When he was a graduate student, Richard Barrett traveled to a small village in Spain to conduct research for his doctoral dissertation. He spent more than a year living in the village of Benaberre, interacting with the residents and making friendships that have lasted a lifetime. In Tales from a Spanish Village, Barrett shares his experiences, from his initial visit to different villages in search of the right location for his research, to his first encounters with the many villagers in Benaberre, to his sad farewell when he had completed his research.
This memoir is specific to the time Barrett spent in Spain from 1967-68. He writes it as a snapshot of the time, offering a glimpse into the villagers' traditions and way of life during those years, and their viewpoints under the Franco regime. He explores class differences and the reaction of a small village to an outsider showing up and asking questions.
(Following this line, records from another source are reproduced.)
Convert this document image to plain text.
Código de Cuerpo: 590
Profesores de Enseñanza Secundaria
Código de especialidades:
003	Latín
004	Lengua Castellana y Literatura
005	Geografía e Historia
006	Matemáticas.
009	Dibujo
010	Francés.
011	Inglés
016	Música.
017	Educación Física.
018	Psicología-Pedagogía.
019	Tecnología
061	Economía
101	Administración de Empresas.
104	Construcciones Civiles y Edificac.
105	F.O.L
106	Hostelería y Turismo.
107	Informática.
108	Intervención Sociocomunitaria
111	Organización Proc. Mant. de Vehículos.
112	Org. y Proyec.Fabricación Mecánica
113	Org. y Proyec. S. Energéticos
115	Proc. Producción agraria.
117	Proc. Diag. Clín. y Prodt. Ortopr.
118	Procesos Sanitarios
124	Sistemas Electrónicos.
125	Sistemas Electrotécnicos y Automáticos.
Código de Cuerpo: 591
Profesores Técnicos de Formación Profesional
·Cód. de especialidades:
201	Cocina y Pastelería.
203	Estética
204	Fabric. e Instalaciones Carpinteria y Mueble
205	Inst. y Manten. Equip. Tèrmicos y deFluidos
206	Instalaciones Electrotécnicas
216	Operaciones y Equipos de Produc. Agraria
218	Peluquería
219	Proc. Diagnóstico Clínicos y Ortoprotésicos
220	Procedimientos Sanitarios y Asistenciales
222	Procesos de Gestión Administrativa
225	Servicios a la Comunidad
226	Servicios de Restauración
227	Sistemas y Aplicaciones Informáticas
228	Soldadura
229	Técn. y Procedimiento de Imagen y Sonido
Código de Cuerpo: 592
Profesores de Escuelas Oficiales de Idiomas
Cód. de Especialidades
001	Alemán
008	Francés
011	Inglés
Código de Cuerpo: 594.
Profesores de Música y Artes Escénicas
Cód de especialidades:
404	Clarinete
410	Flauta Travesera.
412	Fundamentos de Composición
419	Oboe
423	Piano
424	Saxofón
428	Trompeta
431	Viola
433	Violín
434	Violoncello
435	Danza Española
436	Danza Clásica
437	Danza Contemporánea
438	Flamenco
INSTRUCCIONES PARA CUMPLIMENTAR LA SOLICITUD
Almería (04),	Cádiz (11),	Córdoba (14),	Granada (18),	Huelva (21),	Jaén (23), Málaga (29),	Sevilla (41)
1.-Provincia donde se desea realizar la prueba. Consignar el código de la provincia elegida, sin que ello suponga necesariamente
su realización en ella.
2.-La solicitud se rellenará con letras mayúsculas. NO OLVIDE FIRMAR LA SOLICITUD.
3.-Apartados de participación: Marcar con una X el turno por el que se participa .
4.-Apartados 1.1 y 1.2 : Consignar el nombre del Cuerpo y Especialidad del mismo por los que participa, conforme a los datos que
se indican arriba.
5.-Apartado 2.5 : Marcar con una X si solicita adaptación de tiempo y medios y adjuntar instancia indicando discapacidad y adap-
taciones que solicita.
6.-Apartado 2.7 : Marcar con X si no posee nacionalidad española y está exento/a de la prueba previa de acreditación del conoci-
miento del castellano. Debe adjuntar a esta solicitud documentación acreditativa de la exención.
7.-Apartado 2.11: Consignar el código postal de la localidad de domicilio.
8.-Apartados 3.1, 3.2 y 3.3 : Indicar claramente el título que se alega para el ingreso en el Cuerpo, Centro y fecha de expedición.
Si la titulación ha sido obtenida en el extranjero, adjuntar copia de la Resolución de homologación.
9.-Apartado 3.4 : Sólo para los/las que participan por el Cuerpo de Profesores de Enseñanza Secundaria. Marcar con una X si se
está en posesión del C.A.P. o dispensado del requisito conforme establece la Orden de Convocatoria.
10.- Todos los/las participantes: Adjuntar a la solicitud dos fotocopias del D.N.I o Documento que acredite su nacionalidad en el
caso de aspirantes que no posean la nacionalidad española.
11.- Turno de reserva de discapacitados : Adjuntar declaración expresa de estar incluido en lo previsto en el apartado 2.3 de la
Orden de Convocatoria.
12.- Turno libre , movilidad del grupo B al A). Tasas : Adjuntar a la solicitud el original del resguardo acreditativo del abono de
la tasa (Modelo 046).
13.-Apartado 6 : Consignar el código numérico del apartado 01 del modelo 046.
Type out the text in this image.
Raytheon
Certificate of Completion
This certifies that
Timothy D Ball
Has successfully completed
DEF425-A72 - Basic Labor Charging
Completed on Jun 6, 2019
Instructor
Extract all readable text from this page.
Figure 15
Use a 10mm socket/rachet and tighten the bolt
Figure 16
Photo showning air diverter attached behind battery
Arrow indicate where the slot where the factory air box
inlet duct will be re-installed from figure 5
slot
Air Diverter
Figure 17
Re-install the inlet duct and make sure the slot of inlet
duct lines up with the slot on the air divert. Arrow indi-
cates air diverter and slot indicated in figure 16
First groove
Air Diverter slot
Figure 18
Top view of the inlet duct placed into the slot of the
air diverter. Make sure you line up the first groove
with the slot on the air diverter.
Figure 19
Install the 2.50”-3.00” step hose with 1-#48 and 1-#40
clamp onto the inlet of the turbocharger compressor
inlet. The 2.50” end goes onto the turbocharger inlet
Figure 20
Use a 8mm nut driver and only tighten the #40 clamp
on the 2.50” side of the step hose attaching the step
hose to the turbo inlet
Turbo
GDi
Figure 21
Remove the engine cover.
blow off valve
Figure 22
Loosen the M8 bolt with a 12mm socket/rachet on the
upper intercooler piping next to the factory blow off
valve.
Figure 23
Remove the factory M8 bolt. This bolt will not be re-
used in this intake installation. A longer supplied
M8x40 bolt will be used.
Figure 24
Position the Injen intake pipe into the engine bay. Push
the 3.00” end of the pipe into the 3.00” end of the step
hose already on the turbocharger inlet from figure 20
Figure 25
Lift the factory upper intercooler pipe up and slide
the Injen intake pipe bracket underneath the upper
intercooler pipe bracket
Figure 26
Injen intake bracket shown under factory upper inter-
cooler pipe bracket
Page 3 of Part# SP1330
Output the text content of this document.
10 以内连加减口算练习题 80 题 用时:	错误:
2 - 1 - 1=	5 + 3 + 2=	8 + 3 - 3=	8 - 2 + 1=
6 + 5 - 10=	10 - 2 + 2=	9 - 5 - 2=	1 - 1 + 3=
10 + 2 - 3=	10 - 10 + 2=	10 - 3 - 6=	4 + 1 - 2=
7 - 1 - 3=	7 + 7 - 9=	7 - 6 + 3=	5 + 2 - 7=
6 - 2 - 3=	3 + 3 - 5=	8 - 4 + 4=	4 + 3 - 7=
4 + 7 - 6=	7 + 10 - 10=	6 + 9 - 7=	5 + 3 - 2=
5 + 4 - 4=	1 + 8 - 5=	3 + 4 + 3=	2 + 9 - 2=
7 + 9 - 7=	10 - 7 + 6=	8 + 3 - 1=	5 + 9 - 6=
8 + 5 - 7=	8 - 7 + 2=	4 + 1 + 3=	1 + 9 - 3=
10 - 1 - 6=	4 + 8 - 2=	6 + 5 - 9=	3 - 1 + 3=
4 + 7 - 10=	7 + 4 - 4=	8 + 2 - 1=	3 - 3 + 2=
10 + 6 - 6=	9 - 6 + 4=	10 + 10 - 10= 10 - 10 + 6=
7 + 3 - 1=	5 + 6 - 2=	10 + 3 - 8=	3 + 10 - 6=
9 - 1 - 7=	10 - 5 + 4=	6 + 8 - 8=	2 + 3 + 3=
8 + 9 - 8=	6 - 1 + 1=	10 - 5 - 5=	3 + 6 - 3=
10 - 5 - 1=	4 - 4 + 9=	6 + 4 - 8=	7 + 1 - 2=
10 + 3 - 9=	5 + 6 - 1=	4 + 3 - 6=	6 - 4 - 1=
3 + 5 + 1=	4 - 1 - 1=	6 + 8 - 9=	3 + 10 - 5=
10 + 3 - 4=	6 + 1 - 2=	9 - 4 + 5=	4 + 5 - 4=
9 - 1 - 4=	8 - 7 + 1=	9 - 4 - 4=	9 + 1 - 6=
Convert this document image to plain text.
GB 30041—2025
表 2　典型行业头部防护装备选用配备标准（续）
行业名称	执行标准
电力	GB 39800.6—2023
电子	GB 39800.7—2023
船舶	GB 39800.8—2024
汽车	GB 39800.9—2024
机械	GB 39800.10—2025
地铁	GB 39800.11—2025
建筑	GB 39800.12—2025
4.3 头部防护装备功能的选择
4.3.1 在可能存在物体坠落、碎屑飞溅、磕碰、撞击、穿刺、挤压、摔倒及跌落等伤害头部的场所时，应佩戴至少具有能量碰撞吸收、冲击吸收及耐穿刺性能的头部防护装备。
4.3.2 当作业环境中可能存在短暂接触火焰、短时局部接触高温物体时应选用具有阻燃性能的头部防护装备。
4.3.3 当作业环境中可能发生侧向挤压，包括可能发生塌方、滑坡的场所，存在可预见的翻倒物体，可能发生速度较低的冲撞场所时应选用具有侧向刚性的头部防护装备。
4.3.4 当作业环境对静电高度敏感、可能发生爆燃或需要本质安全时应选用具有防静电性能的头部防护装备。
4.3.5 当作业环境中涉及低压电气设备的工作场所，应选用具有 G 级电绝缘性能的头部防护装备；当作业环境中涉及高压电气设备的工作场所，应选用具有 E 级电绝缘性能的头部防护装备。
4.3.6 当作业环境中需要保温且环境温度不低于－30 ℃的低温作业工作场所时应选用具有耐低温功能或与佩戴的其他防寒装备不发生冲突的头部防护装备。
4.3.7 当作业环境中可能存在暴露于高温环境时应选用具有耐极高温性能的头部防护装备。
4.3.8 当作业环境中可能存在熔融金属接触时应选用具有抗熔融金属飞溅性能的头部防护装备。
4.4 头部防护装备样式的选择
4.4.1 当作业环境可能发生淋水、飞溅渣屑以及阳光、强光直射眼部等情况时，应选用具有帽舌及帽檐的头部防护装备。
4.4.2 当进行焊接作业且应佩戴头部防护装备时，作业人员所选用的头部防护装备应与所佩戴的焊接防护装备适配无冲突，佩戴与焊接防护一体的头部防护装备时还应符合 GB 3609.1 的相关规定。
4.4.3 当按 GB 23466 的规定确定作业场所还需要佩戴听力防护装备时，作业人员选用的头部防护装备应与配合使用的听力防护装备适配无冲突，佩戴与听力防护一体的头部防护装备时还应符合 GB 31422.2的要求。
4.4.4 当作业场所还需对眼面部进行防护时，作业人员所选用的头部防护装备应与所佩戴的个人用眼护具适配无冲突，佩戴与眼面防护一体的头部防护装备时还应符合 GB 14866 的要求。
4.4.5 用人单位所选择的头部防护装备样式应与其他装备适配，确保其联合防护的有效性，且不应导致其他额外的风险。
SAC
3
The characters were the best part of this story. Barrett describes the people he met during his stay in Benaberre in such detail that I felt like I knew them. He brought them to life through his descriptions of their personalities and actions. Through his personal writing style, he brought the village to life as well. It's a fascinating journey to a place that I will never have a chance to visit. But through the words and photographs of Richard Barrett, I feel like I've already been there.
I'd recommend Tales from a Spanish Village to anyone interested in learning about village life in the 1960s or about Spanish history during that time.
My Rating: 3.5/5
This review was written based on a copy of Tales from a Spanish Village that I received from Phenix & Phenix Literary Publicists.